Parado no tempo não posso ficar
Depois de uma vitória expressiva no final de 2015 e um cenário incerto que se desenha, os secundaristas começam o novo ano letivo com diferentes expectativas.
Ana Carolina do Carmo, 18 anos, girou o mundão pra conseguir se transferir da ETEC Jardim Ângela.
“A gente fazia reunião todo dia, aprendeu várias coisas novas, chamou grupo de teatro, fez sarau. A ocupação ensinou mais do que uma semana de aula”, diz Lucas Bezerra Lacerda, 15 anos, que mora no Campo Limpo e vai cursar o primeiro ano do Ensino Médio na EE Maria Petronila, onde alunos cortaram o mato alto, plantaram uma horta e realizaram diversas oficinas. “Eu espero que a diretora comece a ouvir os alunos, porque ela ou diz que tá ocupada ou faz pouco caso da gente”.
Sua colega Nicolly Cecília, 14, pretende integrar uma nova chapa do grêmio estudantil. “Os jovens não estão mais dormindo”, conta ela, que mora no Parque do Lago, região do Jardim Ângela.
“Todo mundo, querendo ou não, teve uma aula de convivência em sociedade, quando uma pessoa ficava na cozinha, outra limpando o banheiro, outra cuidando da comunicação”, ressalta Cauê, que estuda no Conte. “Em 2016, eu espero que todas escolas se tornem ambientes mais culturais, como a gente via acontece quando estavam ocupadas”.

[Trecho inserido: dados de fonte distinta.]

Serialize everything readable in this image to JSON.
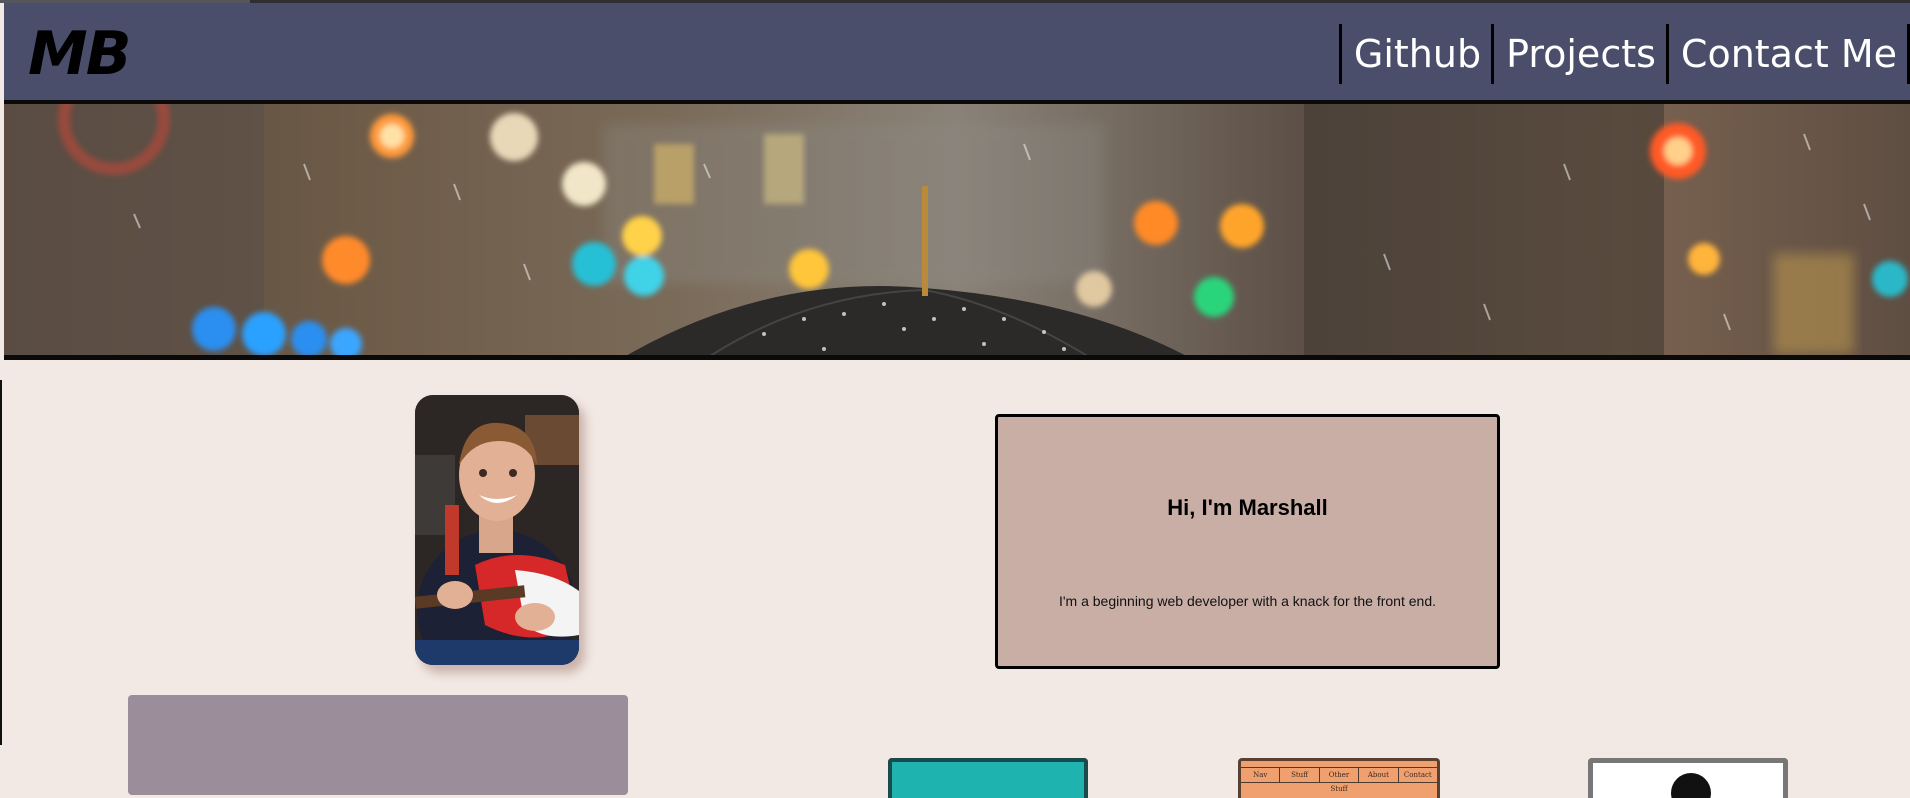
{
  "header": {
    "logo": "MB",
    "nav": [
      {
        "label": "Github"
      },
      {
        "label": "Projects"
      },
      {
        "label": "Contact Me"
      }
    ]
  },
  "banner": {
    "image": "rainy-city-umbrella-banner"
  },
  "profile": {
    "image": "marshall-with-guitar-photo"
  },
  "intro": {
    "title": "Hi, I'm Marshall",
    "text": "I'm a beginning web developer with a knack for the front end."
  },
  "projects": {
    "mini_nav": [
      "Nav",
      "Stuff",
      "Other Stuff",
      "About",
      "Contact"
    ]
  },
  "colors": {
    "navbar": "#4b4e6b",
    "page_background": "#f3e9e4",
    "intro_card": "#c9aea6",
    "grey_box": "#9b8d9a",
    "nav_text": "#ffffff"
  }
}
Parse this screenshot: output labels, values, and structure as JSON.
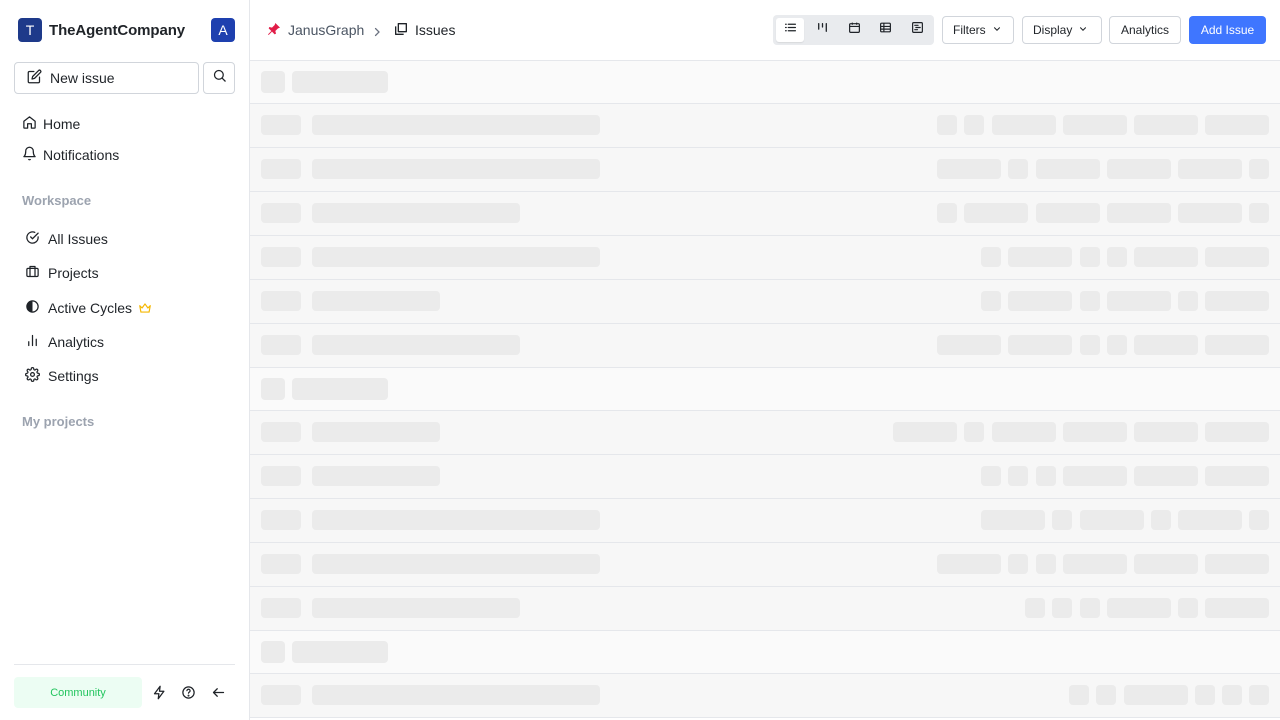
{
  "workspace": {
    "logo_letter": "T",
    "name": "TheAgentCompany",
    "avatar_letter": "A"
  },
  "sidebar": {
    "new_issue_label": "New issue",
    "top_nav": [
      {
        "label": "Home",
        "icon": "home-icon"
      },
      {
        "label": "Notifications",
        "icon": "bell-icon"
      }
    ],
    "workspace_label": "Workspace",
    "workspace_nav": [
      {
        "label": "All Issues",
        "icon": "check-circle-icon"
      },
      {
        "label": "Projects",
        "icon": "briefcase-icon"
      },
      {
        "label": "Active Cycles",
        "icon": "contrast-icon",
        "badge": "crown-icon"
      },
      {
        "label": "Analytics",
        "icon": "bar-chart-icon"
      },
      {
        "label": "Settings",
        "icon": "gear-icon"
      }
    ],
    "projects_label": "My projects",
    "community_label": "Community"
  },
  "header": {
    "project": "JanusGraph",
    "page": "Issues",
    "layouts": [
      "list",
      "kanban",
      "calendar",
      "spreadsheet",
      "gantt"
    ],
    "active_layout": "list",
    "filters_label": "Filters",
    "display_label": "Display",
    "analytics_label": "Analytics",
    "add_issue_label": "Add Issue"
  },
  "content": {
    "state": "loading"
  },
  "colors": {
    "primary": "#3f76ff",
    "workspace_logo": "#1e3a8a",
    "community_bg": "#ecfdf3",
    "community_text": "#22c55e",
    "crown": "#f5b700",
    "pin": "#e11d48"
  }
}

Beatriz Oliveira da Silva, 16, deseja uma atenção maior aos problemas estruturais. “Espero que o governo se concentre mais no colégio, porque os alunos são o futuro e, pra ter um futuro bom, tem que ter uma infraestrutura boa também”, diz a moradora do M’Boi Mirim que também estuda no Conte.
Os secundaristas do Lins conseguiram algumas melhorias, como a troca de lâmpadas, adequação da rampa de acesso e a compra de um fogão novo. Na desocupação da escola, eles protocolaram uma carta na Secretaria da Educação com uma série queixas referentes às instalações, alimentação e uso de espaços como biblioteca e sala de informática.
No entanto, eles reconhecem que o Estado está mais preparado para reprimir e que precisam intensificar a luta. Afinal, parado no tempo não podem ficar.
“As pessoas conhecem a causa e apoiam, mas não entendem que a reorganização continua acontecendo”, alerta Jean, ex-aluno do Lins. “O ano mal começou e temos mais um problema: o fechamento de seis salas do primeiro ano”, completa Estela.
Ana Carolina, perseguida na ETEC e prestes a ingressar no Conte, também não espera massagem para os estudantes: “Não vai ser um ano tranquilo, tanto individual quanto coletivamente. Mas agora temos uma rede entre alunos de diferentes escolas para se comunicar e barrar qualquer medida”.
É, não tá tranquilo, como diz o MC. Mas 2016 pode ser favorável para a continuidade da luta dos secundaristas.